AB = AC    [ ABC is isosceles ]

BD = CD    [ DBC is isosceles ]

∠ABD = ∠ABC - ∠DBC

         = ∠ACB - ∠DCB     [ triangles ABC and DBC are isosceles ]

         = ∠ACD

Therefore ΔABD ≅ ΔACD    [ SAS ]

(ii)

∠ABP = ∠ACP    [ ABC is isosceles ]

∠BAP = ∠CAP    [ ABD and ACD are congruent ]

AB = AC             [ ABC is isosceles ]

Therefore ΔABP ≅ ΔACP       [ AAS ]

(iii)

∠BAP = ∠CAP    [ ABD and ACD are congruent ]

=> AP bisects ∠A

∠BDP = ∠BAD + ∠DBA   [ external angle of a triangle ]

         = ∠CAD + ∠DCA   [ ABD and ACD are congruent ]

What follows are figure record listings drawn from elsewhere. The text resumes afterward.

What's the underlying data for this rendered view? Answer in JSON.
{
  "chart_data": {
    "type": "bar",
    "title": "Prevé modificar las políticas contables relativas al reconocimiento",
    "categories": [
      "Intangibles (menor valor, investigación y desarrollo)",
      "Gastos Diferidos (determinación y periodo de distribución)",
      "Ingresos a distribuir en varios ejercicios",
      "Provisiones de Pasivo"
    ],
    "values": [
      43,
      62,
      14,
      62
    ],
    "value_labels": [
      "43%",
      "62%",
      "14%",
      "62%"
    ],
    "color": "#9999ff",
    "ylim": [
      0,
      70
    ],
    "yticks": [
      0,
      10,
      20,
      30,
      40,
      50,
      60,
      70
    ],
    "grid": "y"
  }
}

         = ∠CDP                 [ external angle of a triangle ]

=> DP (=AP) bisects ∠D

Therefore AP bisects both ∠A and ∠D

(iv)

BP = CP            [ ABP and ACP are congruent ]

=> AP bisects BC

∠BPA = 180° - ∠CPA

         = 180° - ∠BPA      [ ABP and ACP are congruent ]

=> 2∠BPA = 180°

=> ∠BPA = 90°

=> AP is perpendicular to BC

Therefore AP is the perpendicular bisector of BC